Perhaps if the Republican party experiences the electoral disaster it so surely deserves to experience this November, the Trumpian fever will break and sanity will return to the Republican party, thus allowing the GOP to return to being the party of Lincoln and Reagan and Bush. But even that hope may be a hope too far; as others have pointed out, the apotheosis of Donald Trump means the elevation of Trumpkins to positions of responsibility and leadership in the Republican party. These people-resembling-affronts-to-humanity will shape the nature of the Republican party for years to come, allowing Trumpism to survive in some form for at least some while, even if Trump goes down to the catastrophic defeat he so richly merits this November. Returning the Republican party to some level of intellectual and moral normalcy will take years and years and years. And while I am willing to do my part to make the party of Trump the party of Lincoln, Reagan and Bush once again, I am no longer willing to identify as a Republican until the Republican party is no longer a Trumpian monstrosity.
The Libertarian Party demands that its members pledge not to support the use of force in order to achieve political and social goals. Given that all parties (including the Libertarian Party) use some form of force in order to achieve political and social goals–even if that “force” manifests itself as soft power in the normal political give-and-take–taking such a pledge is a banal gesture. I pledged as the party requested, but my political stances and actions will not be dictated by my filling of a checkbox on a website. I will continue to support the judicious use of force in the furtherance of American interests as my intellect and conscience dictate and as the facts demand, and I am sure that the Libertarian Party will be perfectly happy to accept my membership as long as I pay my dues.
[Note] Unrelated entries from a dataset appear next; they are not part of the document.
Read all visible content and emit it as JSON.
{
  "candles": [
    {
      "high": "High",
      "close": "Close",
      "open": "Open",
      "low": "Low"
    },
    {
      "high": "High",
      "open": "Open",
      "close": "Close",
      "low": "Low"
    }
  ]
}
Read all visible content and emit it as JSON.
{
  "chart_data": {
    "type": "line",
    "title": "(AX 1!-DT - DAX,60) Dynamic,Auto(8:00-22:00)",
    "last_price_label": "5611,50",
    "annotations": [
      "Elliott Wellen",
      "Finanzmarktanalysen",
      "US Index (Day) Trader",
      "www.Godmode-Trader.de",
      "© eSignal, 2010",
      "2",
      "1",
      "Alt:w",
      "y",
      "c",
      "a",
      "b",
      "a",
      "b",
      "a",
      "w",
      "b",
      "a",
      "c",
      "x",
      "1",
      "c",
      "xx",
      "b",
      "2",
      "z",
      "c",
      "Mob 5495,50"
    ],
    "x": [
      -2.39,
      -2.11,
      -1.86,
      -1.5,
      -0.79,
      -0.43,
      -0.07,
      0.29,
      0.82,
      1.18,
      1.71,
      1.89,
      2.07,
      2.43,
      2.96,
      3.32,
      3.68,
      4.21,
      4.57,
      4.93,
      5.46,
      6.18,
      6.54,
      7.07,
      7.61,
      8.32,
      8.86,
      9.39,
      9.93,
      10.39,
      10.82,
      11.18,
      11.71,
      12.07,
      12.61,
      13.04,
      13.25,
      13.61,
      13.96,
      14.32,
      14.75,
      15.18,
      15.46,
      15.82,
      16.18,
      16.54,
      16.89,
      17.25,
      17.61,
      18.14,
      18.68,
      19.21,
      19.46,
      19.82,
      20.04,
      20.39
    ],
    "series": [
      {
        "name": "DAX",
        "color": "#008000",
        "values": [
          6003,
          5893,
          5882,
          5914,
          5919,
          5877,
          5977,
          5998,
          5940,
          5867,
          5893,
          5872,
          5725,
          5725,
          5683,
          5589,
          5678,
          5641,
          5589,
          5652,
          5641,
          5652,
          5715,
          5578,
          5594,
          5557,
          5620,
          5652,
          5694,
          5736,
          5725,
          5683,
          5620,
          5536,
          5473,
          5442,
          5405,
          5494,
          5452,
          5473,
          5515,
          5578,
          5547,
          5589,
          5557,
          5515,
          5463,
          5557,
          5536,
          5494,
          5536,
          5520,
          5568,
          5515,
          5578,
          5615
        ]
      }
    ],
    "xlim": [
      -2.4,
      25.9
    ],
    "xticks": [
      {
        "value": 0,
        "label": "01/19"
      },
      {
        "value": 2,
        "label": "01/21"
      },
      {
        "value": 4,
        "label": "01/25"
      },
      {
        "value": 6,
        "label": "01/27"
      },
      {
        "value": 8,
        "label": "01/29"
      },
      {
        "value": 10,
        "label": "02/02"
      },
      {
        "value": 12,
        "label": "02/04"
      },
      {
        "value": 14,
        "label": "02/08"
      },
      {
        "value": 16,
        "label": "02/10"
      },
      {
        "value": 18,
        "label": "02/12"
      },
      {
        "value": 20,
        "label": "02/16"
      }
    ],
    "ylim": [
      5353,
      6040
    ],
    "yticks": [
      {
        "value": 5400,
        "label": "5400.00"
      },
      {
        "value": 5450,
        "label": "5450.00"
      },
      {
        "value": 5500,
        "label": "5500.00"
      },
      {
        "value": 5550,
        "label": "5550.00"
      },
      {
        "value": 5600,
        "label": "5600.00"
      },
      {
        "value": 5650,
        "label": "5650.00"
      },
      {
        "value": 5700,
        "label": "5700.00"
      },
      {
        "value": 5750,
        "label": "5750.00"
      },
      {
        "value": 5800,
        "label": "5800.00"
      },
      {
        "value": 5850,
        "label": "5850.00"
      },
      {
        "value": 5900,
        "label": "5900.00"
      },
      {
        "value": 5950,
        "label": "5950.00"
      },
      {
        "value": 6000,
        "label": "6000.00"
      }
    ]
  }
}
As for this year’s presidential race, it may be expected that as a newfound member of the Libertarian Party, I will support the ticket of Gary Johnson and William Weld, should the two be nominated by the party for the presidency and vice presidency of the United States. To be sure, the Johnson/Weld ticket promises to be much, much, much closer to my political preferences than will be the Trump/Slightly Less Appalling Sidekick ticket, or the Clinton/[INSERT NAME OF BERNIE BRO PACIFIER HERE] ticket could ever hope to be. But Johnson/Weld will only get my vote if (a) I perceive that it has a chance to win, or (b) I perceive that by voting for the Johnson/Weld ticket, even if the ticket loses, I will not inadvertently bring about a Trump victory. Put another way: The most important electoral mission in my mind is to bring about the complete, certain, total, absolute, catastrophic, earth-shattering, Carthaginian peace-inducing annihilation of the Trump campaign and of the Republican party apparatus that has sold out any sense of honor that it may have once had in order to support Trump. All other considerations are secondary.
I have mentioned Reagan a number of times in this post. I shall mention him again, here at the end. When asked why he switched from being a New Deal Democrat to a Republican, the eventual 40th president of the United States said “I didn’t leave the Democratic party. The Democratic party left me.”
I read about that quote nearly two decades ago. I have sometimes wondered since then what it would feel like to have a political party leave you.
I wonder no more. It has happened to me.